Missing from this list:

 

·         The deaths of 800,000 people from Covid during the Biden presidency: One doesn’t have to think it’s his fault to wonder why this actual threat to our citizens’ wellbeing is a non-issue. Two murders on the subway apparently scare people far more than several tens of thousands of cadavers in ICUs.

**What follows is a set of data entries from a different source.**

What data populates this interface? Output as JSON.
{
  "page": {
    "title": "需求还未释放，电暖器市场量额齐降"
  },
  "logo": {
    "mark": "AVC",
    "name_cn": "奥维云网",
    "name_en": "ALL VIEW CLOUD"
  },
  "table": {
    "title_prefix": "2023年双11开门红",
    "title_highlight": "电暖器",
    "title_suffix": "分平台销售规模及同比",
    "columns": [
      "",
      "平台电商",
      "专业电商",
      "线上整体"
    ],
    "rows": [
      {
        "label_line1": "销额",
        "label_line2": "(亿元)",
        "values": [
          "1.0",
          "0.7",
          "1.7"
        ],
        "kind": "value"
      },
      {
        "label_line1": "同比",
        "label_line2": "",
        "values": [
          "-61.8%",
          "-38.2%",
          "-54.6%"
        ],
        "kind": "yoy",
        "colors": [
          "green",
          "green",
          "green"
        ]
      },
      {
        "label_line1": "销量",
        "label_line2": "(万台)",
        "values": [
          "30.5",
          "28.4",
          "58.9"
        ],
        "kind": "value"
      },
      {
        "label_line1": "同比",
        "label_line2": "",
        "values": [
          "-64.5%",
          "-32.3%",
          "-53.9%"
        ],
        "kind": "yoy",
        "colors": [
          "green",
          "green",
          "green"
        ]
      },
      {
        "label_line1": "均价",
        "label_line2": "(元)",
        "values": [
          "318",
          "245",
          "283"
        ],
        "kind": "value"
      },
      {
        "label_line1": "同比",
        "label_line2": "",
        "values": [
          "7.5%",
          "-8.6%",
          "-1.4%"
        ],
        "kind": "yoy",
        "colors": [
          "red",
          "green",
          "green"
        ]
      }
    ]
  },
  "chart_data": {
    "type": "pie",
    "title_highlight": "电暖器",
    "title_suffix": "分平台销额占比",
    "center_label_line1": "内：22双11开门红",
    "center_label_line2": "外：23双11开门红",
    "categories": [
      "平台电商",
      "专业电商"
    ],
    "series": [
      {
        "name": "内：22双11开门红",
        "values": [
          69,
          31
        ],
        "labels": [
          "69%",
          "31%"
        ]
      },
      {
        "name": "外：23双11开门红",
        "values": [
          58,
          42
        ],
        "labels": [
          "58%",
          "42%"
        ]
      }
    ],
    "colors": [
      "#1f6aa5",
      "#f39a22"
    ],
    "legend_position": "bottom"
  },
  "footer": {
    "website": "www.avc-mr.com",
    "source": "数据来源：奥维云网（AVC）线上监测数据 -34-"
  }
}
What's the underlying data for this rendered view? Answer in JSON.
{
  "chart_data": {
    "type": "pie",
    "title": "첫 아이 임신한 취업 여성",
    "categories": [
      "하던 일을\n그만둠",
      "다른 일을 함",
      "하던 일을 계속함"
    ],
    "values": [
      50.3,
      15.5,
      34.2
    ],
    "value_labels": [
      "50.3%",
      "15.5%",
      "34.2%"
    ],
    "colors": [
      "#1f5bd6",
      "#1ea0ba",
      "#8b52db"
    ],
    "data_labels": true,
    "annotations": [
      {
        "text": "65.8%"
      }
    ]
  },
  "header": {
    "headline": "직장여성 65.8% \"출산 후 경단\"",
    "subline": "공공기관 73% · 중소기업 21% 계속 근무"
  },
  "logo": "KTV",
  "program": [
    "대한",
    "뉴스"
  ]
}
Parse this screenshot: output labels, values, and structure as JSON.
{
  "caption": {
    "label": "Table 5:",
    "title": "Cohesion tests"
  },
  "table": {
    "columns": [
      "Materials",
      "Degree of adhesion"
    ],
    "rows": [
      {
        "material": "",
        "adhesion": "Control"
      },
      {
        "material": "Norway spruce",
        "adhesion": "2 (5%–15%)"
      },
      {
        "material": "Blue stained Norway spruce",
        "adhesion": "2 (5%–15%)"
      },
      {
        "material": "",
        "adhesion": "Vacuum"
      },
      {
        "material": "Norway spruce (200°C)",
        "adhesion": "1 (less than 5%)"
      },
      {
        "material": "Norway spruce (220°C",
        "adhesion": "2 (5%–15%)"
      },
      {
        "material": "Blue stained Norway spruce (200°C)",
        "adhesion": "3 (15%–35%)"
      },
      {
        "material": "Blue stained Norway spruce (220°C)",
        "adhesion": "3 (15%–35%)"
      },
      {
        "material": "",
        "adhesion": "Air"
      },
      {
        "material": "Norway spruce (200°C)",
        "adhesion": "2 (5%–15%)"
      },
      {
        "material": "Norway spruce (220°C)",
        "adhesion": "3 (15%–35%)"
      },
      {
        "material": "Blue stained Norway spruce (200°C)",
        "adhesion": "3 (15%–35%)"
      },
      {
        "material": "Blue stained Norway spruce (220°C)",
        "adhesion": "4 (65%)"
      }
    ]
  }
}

·         The prospect of a shooting war with a nuclear power even as U.S. military personnel arrive in Ukraine to “monitor” arms deliveries, which have been going on for months.

 

Old dudes like me can remember the arrival of “advisors” to South Vietnam as a precursor to the dispatch of a half million troops. Gingerly suggesting that a door to negotiations be opened is so taboo that two dozen Democrats were beaten into backtracking when they dared to breathe the word. Once again, we are allowed to be afraid of a nutcase coming at us with a knife on the street but not of ICBMs turning New York City into a smoldering parking lot.

 

For whom does one vote to express opposition to debtors’ prison? For whom does one vote to endorse diplomacy over war? For whom does one vote to block the consolidation of oligarchic control of our economy and the rule of money in politics or the spreading of state-techno censorship? The “democracy” that our neocon cabal insists on exporting throughout the world does not offer such choices on the 2022 ballot. 

 

Prediction is a mug’s game, but let’s play anyway: a very solid GOP victory, sweeping them into power in both houses of Congress along with some unexpected prizes that no one would have expected a month ago (e.g., NY governorship). A delegation visiting Sleepy Joe at the White House to discuss a retirement package before year’s end—not meaning Social Security.